Et donc en jouant sur le contexte, le comportement, et l'appareil, c'est-à-dire l'aménagement du territoire, le comportement des consommateurs mais aussi des dirigeants et la qualité technique de l'appareil, on peut diviser par deux, (dans la situation actuelle mais avec un certain temps), la consommation d'énergie finale, c'est-à-dire consommation des activités finales dans nos vies et dans nos activités professionnelles.
Alors ce qui est très important c'est que, la conséquence, si je diminue la consommation finale, je vais diminuer aussi l'utilisation des sources primaires, c'est-à-dire notamment des combustibles fossiles et du pétrole. Et donc j'ai comme conséquence, je dirais, positive, j'ai trois grandes conséquences.

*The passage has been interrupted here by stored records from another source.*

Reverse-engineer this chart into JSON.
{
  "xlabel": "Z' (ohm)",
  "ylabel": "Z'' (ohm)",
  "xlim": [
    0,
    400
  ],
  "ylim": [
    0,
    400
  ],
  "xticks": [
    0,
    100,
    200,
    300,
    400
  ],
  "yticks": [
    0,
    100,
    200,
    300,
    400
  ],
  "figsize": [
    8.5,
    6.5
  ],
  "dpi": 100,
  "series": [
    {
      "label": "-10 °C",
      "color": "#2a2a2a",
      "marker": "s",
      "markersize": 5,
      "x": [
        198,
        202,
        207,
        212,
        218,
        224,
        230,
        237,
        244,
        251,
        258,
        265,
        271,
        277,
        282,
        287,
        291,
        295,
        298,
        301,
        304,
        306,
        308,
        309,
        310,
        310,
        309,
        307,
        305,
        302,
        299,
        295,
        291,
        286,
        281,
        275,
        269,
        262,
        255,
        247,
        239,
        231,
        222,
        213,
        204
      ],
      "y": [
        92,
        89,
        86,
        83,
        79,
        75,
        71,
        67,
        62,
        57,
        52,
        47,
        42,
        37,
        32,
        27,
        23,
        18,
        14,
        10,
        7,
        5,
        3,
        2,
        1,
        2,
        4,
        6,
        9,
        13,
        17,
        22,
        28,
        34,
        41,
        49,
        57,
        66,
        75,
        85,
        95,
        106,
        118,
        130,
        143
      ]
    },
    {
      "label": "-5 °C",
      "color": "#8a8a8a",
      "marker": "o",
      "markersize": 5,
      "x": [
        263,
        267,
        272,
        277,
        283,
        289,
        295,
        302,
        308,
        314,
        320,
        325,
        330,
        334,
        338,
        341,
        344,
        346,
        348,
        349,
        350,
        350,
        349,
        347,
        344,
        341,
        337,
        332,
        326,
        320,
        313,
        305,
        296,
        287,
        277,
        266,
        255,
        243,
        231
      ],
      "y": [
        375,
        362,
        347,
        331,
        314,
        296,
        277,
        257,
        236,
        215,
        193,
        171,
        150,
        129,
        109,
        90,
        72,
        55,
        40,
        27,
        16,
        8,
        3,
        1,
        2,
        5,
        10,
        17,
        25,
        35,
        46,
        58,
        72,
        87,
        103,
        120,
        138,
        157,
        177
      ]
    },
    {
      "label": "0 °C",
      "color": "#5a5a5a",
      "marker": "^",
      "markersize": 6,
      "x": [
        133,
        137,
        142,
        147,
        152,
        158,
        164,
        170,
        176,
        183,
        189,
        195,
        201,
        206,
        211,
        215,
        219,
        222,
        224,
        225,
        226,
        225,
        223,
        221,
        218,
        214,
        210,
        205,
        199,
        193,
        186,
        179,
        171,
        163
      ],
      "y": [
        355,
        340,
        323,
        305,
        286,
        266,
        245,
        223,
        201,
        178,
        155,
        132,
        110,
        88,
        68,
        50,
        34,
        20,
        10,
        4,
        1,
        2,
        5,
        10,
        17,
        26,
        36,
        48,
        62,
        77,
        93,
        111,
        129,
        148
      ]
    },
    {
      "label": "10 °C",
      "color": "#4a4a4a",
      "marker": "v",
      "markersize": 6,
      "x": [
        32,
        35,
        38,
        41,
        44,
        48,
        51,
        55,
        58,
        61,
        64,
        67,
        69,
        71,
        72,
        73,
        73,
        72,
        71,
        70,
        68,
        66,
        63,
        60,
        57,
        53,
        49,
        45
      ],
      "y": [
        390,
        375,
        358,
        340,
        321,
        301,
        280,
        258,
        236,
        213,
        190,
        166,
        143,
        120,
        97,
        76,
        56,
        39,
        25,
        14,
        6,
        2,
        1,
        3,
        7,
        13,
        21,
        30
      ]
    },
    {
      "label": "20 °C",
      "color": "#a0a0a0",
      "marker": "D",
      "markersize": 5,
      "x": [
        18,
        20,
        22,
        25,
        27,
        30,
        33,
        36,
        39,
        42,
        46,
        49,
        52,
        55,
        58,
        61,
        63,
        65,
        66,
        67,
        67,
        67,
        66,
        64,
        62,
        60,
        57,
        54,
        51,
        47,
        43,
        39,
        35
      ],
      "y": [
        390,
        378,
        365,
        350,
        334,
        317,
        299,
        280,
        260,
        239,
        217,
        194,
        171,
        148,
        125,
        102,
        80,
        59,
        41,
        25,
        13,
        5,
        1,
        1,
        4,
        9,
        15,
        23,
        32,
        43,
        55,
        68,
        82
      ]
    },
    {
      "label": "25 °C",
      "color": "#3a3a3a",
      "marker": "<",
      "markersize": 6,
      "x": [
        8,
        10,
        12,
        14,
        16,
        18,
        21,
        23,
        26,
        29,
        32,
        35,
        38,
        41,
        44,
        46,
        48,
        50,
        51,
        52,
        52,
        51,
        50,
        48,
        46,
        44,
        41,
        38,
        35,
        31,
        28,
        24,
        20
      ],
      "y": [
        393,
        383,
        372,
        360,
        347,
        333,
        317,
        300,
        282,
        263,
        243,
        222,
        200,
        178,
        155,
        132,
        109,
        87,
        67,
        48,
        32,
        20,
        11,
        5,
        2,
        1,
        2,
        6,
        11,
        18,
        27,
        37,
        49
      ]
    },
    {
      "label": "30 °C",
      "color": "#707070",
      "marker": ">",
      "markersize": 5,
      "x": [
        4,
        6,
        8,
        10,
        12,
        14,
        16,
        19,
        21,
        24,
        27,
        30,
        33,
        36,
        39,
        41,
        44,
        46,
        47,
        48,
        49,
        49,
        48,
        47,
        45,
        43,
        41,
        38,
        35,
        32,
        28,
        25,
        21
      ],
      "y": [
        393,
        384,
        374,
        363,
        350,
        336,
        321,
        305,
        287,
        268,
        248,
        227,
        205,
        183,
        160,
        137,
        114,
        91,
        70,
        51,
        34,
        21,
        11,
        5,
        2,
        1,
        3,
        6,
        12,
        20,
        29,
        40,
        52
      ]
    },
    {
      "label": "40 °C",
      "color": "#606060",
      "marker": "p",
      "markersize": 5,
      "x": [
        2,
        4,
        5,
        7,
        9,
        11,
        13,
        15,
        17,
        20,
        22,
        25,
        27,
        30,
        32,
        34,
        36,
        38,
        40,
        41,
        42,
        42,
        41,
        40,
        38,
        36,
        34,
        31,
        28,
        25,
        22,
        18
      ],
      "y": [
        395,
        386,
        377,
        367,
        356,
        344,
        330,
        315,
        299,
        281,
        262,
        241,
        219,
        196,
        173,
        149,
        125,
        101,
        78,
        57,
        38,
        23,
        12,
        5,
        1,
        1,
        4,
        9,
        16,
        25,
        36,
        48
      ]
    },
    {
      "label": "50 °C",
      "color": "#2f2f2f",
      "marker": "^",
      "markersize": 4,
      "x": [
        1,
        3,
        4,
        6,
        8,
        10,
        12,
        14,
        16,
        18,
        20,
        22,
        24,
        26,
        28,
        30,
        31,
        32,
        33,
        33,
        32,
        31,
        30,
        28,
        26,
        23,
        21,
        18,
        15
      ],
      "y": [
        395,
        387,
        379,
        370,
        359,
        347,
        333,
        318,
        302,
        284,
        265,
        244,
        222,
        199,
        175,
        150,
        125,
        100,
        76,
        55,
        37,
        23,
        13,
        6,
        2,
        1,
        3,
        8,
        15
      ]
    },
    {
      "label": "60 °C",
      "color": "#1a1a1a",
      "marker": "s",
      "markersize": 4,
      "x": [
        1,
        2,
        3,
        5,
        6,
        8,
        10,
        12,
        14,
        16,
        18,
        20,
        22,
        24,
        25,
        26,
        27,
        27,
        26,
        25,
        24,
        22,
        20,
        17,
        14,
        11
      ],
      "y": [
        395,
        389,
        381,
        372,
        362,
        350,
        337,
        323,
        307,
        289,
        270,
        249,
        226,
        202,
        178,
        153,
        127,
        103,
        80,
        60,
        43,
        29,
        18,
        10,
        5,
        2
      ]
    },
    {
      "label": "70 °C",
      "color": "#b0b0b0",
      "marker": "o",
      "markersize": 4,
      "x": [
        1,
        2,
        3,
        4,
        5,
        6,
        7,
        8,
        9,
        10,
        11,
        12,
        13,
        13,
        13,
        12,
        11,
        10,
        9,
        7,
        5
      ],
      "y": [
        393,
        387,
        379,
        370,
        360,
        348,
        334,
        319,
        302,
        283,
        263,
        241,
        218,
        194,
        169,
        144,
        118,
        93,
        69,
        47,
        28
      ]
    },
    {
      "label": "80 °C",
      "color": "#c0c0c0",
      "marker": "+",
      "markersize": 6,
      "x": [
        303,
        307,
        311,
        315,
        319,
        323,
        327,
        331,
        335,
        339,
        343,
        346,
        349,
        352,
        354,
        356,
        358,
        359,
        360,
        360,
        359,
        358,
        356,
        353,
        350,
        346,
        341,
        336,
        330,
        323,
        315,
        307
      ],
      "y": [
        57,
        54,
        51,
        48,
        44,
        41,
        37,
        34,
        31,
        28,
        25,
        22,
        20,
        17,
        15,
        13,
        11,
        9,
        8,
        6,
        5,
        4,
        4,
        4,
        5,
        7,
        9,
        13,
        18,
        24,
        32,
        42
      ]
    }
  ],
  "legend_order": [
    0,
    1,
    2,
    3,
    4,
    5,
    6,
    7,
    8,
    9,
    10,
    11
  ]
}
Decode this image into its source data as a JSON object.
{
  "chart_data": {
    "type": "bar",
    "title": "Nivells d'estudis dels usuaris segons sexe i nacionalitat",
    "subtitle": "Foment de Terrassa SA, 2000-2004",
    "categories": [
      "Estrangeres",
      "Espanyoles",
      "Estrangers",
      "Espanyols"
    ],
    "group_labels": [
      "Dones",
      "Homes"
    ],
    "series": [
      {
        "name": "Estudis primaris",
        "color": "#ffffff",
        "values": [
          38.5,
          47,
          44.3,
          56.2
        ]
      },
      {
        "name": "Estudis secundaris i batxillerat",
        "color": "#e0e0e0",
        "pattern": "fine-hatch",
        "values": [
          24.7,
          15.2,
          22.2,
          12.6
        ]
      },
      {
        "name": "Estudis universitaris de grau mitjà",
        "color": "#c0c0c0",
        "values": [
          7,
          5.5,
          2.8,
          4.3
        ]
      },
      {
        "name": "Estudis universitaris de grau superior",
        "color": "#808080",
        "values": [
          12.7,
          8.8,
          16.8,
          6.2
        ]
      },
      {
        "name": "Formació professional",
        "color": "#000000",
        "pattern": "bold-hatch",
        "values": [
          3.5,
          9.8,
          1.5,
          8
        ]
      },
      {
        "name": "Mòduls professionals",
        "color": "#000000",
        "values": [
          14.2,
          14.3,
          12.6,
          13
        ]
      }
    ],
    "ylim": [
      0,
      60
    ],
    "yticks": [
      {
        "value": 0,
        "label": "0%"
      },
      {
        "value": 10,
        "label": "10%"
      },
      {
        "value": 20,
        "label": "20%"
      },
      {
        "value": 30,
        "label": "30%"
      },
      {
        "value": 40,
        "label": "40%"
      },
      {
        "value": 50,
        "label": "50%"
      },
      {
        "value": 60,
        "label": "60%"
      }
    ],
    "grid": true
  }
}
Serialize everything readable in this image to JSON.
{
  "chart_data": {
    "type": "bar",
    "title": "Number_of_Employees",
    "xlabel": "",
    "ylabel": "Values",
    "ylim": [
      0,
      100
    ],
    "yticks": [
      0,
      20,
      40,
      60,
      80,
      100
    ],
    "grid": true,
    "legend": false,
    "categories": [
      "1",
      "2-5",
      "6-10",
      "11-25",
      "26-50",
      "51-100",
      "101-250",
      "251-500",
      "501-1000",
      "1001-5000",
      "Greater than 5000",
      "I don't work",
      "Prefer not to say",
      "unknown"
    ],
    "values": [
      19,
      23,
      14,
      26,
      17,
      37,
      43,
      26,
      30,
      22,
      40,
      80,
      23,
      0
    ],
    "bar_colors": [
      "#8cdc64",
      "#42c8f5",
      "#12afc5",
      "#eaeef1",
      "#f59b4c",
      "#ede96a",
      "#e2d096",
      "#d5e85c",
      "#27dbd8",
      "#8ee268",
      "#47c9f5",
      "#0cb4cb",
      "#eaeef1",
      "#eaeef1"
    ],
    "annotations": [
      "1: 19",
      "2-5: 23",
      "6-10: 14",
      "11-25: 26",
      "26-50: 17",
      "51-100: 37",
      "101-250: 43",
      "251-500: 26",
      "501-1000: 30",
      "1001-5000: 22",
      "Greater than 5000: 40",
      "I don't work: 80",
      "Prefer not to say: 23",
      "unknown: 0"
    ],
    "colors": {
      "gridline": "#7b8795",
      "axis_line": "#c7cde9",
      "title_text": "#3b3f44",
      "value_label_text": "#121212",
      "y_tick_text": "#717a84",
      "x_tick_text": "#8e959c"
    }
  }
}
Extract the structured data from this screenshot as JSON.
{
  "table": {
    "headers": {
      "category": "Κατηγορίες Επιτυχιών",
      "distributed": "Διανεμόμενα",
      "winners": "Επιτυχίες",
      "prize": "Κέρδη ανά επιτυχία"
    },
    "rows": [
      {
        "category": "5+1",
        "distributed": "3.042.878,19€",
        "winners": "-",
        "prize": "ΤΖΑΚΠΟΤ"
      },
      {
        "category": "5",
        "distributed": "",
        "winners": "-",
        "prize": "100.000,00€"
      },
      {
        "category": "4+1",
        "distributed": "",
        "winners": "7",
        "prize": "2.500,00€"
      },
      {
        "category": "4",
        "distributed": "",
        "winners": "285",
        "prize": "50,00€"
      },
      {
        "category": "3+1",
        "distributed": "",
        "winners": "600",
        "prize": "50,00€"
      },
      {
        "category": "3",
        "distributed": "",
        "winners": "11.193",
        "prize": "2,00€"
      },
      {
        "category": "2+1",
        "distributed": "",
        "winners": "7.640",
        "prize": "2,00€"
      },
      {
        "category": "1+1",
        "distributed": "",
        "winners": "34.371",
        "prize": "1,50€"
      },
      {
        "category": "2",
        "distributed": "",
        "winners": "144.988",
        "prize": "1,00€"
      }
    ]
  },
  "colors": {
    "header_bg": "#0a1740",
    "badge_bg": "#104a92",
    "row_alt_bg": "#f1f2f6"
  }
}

La première c'est la diminution de la consommation d'énergie donc moins de contrainte énergétique. Deuxièmement, la diminution des risques environnementaux, que ce soit les pollutions ou les déchets ou les accidents. Et troisièmement, je vais favoriser un développement économique puisque je vais avoir des chantiers d'amélioration des transports par le développement des transports collectifs, d'amélioration des bâtiments par la construction de bâtiments neufs plus efficaces et surtout la rénovation des bâtiments existants, etc. Et on voit que du fait de cette nouvelle politique qui va agir sur la demande, c'est-à-dire une nouvelle conception, un nouveau paradigme énergétique, j'ai de nouveaux acteurs. C'est nouveaux acteurs ce sont d'abord le fait que la moitié de la préoccupation énergétique échappe aux grandes compagnies énergétiques mais viennent dans les sociétés de construction, les sociétés de transport, les sociétés d'aménagement du territoire. Deuxièmement, les économies d'énergie qui vont être faites peuvent être faites partout, à tous les niveaux, au niveau de chez moi, au niveau de ma ville, au niveau de ma région ou mon pays. Et donc il y a d'une part une importance croissante de ce qui est local et territorial, c'est-à-dire les autorités, les collectivités locales ou territoriales qui vont développer des programmes sur les bâtiments ou sur les transports, par exemple. Et aussi un rôle plus important du citoyen qui passe de consommateur passif qui paye sa facture à citoyen qui peut participer à cet effort de réduction des consommations d'énergie, tout en assurant un système énergétique plus adapté à la demande économique et sociale.